10:30am-10:50am (Oct 2)
CLB 102

Tracy Stepien,
University of Florida
An approximate Bayesian computation approach for biological model selection and validation
  Mathematical models of cell migration in the context of wound healing, embryonic development, and cancer growth have been developed using a wide variety of frameworks, including reaction-diffusion equations, continuum mechanics, and agent-based models. However, studying model uncertainty or model selection in these settings is less common. We develop a method for studying the appropriateness of model equation components that combines approximate Bayesian computation (ABC) and sensitivity analysis (SA). We provide two case studies in cell migration where we apply this method to sparse experimental data sets of retina development in the eye and tumor-immune dynamics in the brain. We identify model components that can be removed via model reduction using ABC+SA and potential cancer treatment pathways.


10:50am-11:10am (Oct 2)
CLB 102

Chayu Yang,
University of Nebraska-Lincoln
Comparing R0 for a class of PDE epidemic models with ODE models
  We present a general numerical framework to compute the basic reproduction number R0 for a reaction-diffusion epidemic model and compare the value with the associated autonomous ODE model.


11:10am-11:30am (Oct 2)
CLB 102

Yanzhi Zhang,
Missouri University of Science and Technology
Numerical methods for heterogeneous problems with variable-order fractional Laplacian
  In this talk, I will introduce the recently developed meshfree methods based on the radial basis function to solve problems with the variable-order fractional Laplacian. The proposed methods take advantage of the analytical Laplacian of the radial basis functions so as to accommodate the discretization of the classical and variable-order fractional Laplacian in a single framework and avoid the large computational cost for numerical evaluation of the fractional derivatives. Moreover, our methods are simple and easy to handle complex geometry and local refinements, and their computer program implementation remains the same for any dimension d. The effects of variable-order fractional Laplacian will also be discussed.


11:30am-11:50am (Oct 2)
CLB 102

Jia Zhao,
Utah State University
Solving and learning phase field models using the modified physics informed neural networks
  In this talk, we introduce some recent results on solving and learning phase field models using deep neural networks.

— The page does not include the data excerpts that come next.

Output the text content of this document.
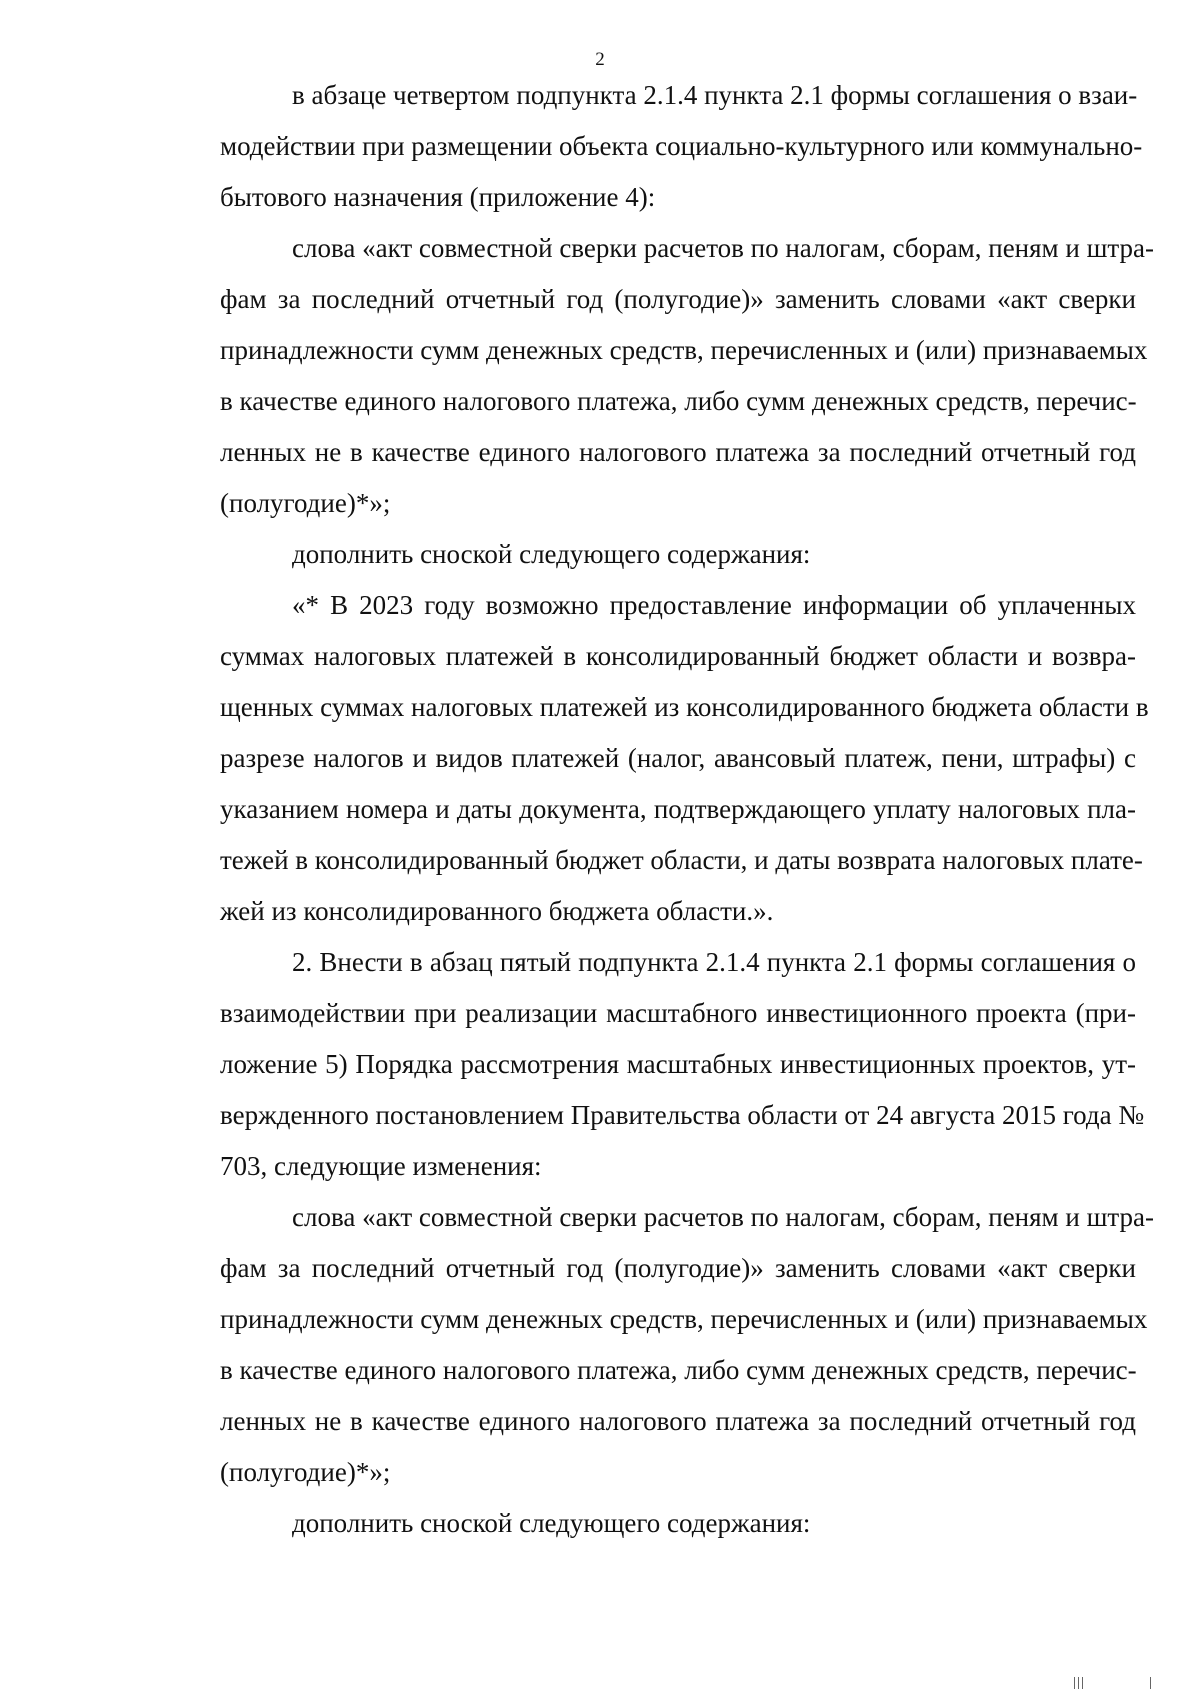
2
в абзаце четвертом подпункта 2.1.4 пункта 2.1 формы соглашения о взаи-
модействии при размещении объекта социально-культурного или коммунально-
бытового назначения (приложение 4):
слова «акт совместной сверки расчетов по налогам, сборам, пеням и штра-
фам за последний отчетный год (полугодие)» заменить словами «акт сверки
принадлежности сумм денежных средств, перечисленных и (или) признаваемых
в качестве единого налогового платежа, либо сумм денежных средств, перечис-
ленных не в качестве единого налогового платежа за последний отчетный год
(полугодие)*»;
дополнить сноской следующего содержания:
«* В 2023 году возможно предоставление информации об уплаченных
суммах налоговых платежей в консолидированный бюджет области и возвра-
щенных суммах налоговых платежей из консолидированного бюджета области в
разрезе налогов и видов платежей (налог, авансовый платеж, пени, штрафы) с
указанием номера и даты документа, подтверждающего уплату налоговых пла-
тежей в консолидированный бюджет области, и даты возврата налоговых плате-
жей из консолидированного бюджета области.».
2. Внести в абзац пятый подпункта 2.1.4 пункта 2.1 формы соглашения о
взаимодействии при реализации масштабного инвестиционного проекта (при-
ложение 5) Порядка рассмотрения масштабных инвестиционных проектов, ут-
вержденного постановлением Правительства области от 24 августа 2015 года №
703, следующие изменения:
слова «акт совместной сверки расчетов по налогам, сборам, пеням и штра-
фам за последний отчетный год (полугодие)» заменить словами «акт сверки
принадлежности сумм денежных средств, перечисленных и (или) признаваемых
в качестве единого налогового платежа, либо сумм денежных средств, перечис-
ленных не в качестве единого налогового платежа за последний отчетный год
(полугодие)*»;
дополнить сноской следующего содержания:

In the first part, we focus on using the deep neural network to design an automatic numerical solver for the Allen-Cahn and Cahn-Hilliard equations by proposing an adaptive physics informed neural network (PINN). In particular, we propose to embrace the adaptive idea in both space and time and introduce various sampling strategies, such that we are able to improve the efficiency and accuracy of the PINN on solving phase field equations. In the second part, we introduce a new deep learning framework for discovering the phase field models from existing image data. The new framework embraces the approximation power of physics informed neural networks (PINN), and the computational efficiency of the pseudo-spectral methods, which we named pseudo-spectral PINN or SPINN. We will illustrate its approximation power by some interesting examples.